I have what looks like false positive within racecheck, but I’d like to check my understanding.

I have a kernel that I have reduced to run with a single warp in each block (i.e. dimensions 32x1), and use shared variables essentially as warp-level variables. If I fence reads and writes using __threadfence_block(), racecheck prints huge numbers of warnings about hazards, but simply replacing these calls with __syncthreads() makes the warnings go away. Other than racecheck warnings, I don’t see any behaviour difference between the two approaches.

My understanding from the docs is that __threadfence_block() is sufficient to ensure that all threads have a consistent view of shared memory after it is called. Is this incorrect, or is this a false positive from racecheck?

(The normal version of this code needs to run with more than one warp per block (indexing into shared memory using warp index), so I’d like to check that using __threadfence_block() is still sufficient to fence reads and writes for all threads of a single warp. Sadly warps diverge so I cannot use __syncthreads() in this case.)

Thanks!

Hi sjb3d, in CUDA 5.0/5.5, racecheck only recognizes CTA-wide synchronization (i.e. __syncthreads()) as ensuring ordering between reads and writes. So __threadfence_block() will typically cause racecheck to report messages about hazards.

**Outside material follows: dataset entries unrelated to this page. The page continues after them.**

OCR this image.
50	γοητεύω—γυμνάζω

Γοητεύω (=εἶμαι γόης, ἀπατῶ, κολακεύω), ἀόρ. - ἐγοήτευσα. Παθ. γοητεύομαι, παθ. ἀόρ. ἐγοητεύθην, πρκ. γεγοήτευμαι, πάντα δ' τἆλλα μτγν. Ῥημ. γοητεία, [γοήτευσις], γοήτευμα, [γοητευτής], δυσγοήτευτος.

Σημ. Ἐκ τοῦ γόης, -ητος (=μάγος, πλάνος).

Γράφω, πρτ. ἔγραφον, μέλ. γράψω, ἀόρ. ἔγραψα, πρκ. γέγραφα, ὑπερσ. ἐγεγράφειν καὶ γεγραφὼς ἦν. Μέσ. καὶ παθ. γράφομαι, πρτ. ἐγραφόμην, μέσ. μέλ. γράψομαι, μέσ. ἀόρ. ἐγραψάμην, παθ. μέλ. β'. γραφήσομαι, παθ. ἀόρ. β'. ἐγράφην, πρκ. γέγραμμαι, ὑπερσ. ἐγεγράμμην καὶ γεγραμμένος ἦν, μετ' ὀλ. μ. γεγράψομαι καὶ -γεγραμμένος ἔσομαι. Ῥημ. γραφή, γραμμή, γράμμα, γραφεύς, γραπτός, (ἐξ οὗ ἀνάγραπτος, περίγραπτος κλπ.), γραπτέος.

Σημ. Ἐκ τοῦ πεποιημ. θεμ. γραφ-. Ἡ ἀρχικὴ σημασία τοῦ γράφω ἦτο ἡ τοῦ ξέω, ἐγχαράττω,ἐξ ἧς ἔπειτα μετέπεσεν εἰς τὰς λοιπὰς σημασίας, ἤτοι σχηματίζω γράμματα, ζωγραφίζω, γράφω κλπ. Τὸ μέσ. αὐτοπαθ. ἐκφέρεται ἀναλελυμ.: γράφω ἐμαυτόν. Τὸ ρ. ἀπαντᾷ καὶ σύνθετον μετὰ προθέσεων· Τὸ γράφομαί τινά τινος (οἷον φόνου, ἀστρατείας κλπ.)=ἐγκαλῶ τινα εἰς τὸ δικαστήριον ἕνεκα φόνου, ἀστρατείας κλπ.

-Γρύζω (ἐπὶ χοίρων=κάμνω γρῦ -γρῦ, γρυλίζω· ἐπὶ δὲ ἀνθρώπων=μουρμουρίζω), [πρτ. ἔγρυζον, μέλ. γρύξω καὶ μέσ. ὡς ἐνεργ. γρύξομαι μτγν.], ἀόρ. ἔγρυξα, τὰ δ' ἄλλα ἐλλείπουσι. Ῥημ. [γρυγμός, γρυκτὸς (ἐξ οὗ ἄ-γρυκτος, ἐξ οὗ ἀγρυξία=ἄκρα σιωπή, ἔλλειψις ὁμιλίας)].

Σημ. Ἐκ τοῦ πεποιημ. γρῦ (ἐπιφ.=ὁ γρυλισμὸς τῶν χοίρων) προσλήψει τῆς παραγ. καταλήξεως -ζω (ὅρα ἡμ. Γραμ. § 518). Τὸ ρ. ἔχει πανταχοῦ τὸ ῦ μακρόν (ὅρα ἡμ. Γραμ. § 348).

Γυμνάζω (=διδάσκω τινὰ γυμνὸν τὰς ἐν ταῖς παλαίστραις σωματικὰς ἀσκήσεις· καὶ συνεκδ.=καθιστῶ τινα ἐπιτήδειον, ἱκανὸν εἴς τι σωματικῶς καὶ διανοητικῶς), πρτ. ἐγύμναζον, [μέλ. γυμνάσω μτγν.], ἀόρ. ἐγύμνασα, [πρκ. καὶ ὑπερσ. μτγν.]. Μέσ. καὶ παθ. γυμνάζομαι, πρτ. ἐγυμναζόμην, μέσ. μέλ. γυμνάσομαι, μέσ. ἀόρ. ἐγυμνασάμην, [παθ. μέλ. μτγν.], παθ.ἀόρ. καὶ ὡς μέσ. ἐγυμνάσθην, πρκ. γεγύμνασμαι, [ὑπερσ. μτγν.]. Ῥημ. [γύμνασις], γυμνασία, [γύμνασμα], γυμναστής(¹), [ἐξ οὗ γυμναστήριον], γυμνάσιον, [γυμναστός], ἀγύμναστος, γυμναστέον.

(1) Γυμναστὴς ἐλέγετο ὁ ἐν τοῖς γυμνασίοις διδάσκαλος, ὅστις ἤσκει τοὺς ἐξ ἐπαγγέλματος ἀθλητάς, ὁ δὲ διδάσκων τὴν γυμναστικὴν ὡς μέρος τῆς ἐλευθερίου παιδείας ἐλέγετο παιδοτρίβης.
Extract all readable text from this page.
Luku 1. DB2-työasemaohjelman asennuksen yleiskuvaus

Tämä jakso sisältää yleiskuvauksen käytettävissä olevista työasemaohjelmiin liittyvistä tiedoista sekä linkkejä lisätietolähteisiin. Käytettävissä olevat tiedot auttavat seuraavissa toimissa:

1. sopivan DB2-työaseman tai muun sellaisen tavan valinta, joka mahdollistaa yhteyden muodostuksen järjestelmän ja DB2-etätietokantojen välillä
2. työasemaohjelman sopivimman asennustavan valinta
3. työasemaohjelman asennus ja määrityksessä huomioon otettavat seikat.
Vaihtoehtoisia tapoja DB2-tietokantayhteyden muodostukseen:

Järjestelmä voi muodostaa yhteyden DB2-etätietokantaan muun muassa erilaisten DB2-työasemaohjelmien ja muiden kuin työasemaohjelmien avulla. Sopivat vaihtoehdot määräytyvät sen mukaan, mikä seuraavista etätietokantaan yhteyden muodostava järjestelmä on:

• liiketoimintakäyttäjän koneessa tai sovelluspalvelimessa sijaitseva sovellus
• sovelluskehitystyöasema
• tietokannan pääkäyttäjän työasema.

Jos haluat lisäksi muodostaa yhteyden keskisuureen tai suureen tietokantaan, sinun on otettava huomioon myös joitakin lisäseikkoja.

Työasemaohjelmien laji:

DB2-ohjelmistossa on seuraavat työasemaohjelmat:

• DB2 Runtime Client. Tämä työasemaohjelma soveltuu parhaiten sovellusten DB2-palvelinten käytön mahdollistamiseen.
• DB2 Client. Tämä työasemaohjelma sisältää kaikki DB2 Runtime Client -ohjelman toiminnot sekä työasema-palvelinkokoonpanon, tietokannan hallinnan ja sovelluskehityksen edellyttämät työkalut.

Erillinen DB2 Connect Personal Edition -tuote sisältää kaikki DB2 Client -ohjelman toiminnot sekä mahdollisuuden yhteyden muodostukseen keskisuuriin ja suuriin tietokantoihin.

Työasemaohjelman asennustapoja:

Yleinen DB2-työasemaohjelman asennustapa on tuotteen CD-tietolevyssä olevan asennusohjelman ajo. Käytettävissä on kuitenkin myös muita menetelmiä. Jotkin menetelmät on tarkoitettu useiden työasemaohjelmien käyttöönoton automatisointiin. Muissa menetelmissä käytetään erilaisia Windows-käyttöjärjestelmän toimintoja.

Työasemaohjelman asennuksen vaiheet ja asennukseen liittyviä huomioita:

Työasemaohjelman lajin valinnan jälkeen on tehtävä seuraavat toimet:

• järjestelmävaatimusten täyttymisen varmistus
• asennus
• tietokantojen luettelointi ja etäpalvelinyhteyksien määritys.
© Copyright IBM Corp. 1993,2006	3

Based on your description, it sounds like you are trying to use warp level programming. To particularly address the case of differentiation between inter warp and intra warp races, racecheck has an internal filtering mechanism built in. If you run racecheck with the “–print-level error” option, racecheck should report true inter-warp races, and the intra-warp hazard reports are suppressed.

That said __threadfence_block() should be sufficient to ensure writes to shared memory are visible to all threads in the block.

If handling of __threadfence_block() is a functionality you would like to see in the future, and you are a registered developer, could you file a bug with the words RFE in the subject along with an example application ?

Hi vyas, thanks for the response and confirming that my understanding of __threadfence_block() is correct!

With “–print-level error” as suggested (using the 5.5 RC), 0 errors are reported for my case (with 2361204 warnings suppressed). It would be useful for me to use this tool to find intra-warp races, so I’ll see if I can report a proper repro case when I have the time. Thanks!